Personal information
- Full name: Jonathan Dunn McKee
- Born: December 19, 1959 (age 66) Seattle, Washington, U.S.
- Height: 5 ft 9+1⁄2 in (177 cm)

Sailing career
- Sport: Sailing
- College team: Yale University
- Club: Seattle Yacht Club
- Classes: 49er, Tasar, Melges 24, Moth, Melges 20, Melges 32, Volvo 70, Flying Dutchman

Medal record
Sailing
Representing the United States
Olympic Games
| Gold medal – first place | 1984 Los Angeles | Flying Dutchman |
| Bronze medal – third place | 2000 Sydney | 49er |

= Jonathan McKee =

American sailor

Jonathan Dunn McKee (born December 19, 1959, in Seattle, Washington) is an American sailor and Olympic Champion.

==Sailing career==
===Olympics===
He competed in the Flying Dutchman class at the 1984 Summer Olympics in Los Angeles and won a gold medal, with William Carl Buchan to become the only American to win the gold medal in the Flying Dutchman class during the boats participation in the Olympic games.

McKee competed in the 49er class at the 2000 Summer Olympics in Sydney together with his brother Charles McKee, and they won the bronze medal.

===America Cup===
McKee and his brother sailed for OneWorld in the 2003 Louis Vuitton Cup and for Luna Rossa Challenge in the 2007 Louis Vuitton Cup.

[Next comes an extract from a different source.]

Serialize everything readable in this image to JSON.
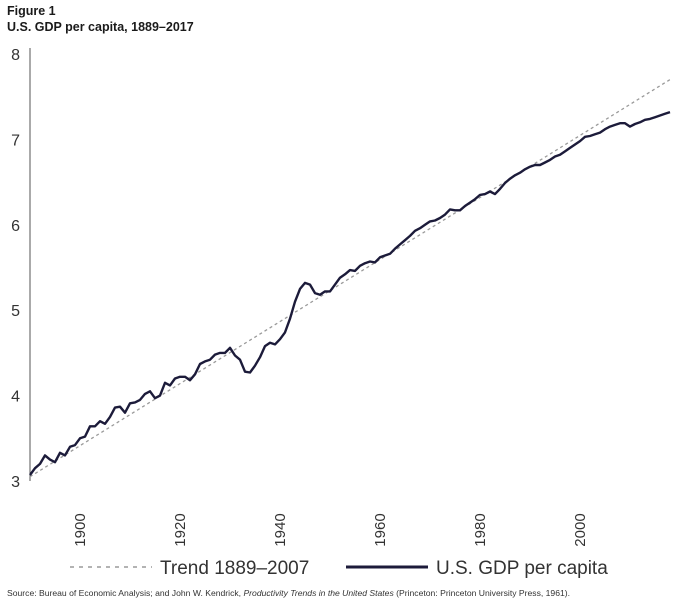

He sailed the 2008–09 Volvo Ocean Race on Il Mostro.

===World Championships===
- 1983 Flying Dutchman Class World Champion
- 2001 49er World Champion
- 2023 Double Handed ORCi World Championship sailing a Jeanneau Sunfast 3300
Two times Tasar Class World Champion
- 1996 Seattle Yacht Club, Cascade Locks, USA
- 2007 Cape Panwa Hotel, Phuket, Thailand
Three times Melges 24 World Champion
- 2005, Key Largo, Florida
- 2010
- 2011

===Offshore Sailing===
He competed in the 2008 Barcelona World Race onboard Estrella Damm, retiring into Cape Town

He competed in the 2008-09 Volvo Ocean Race round the world race.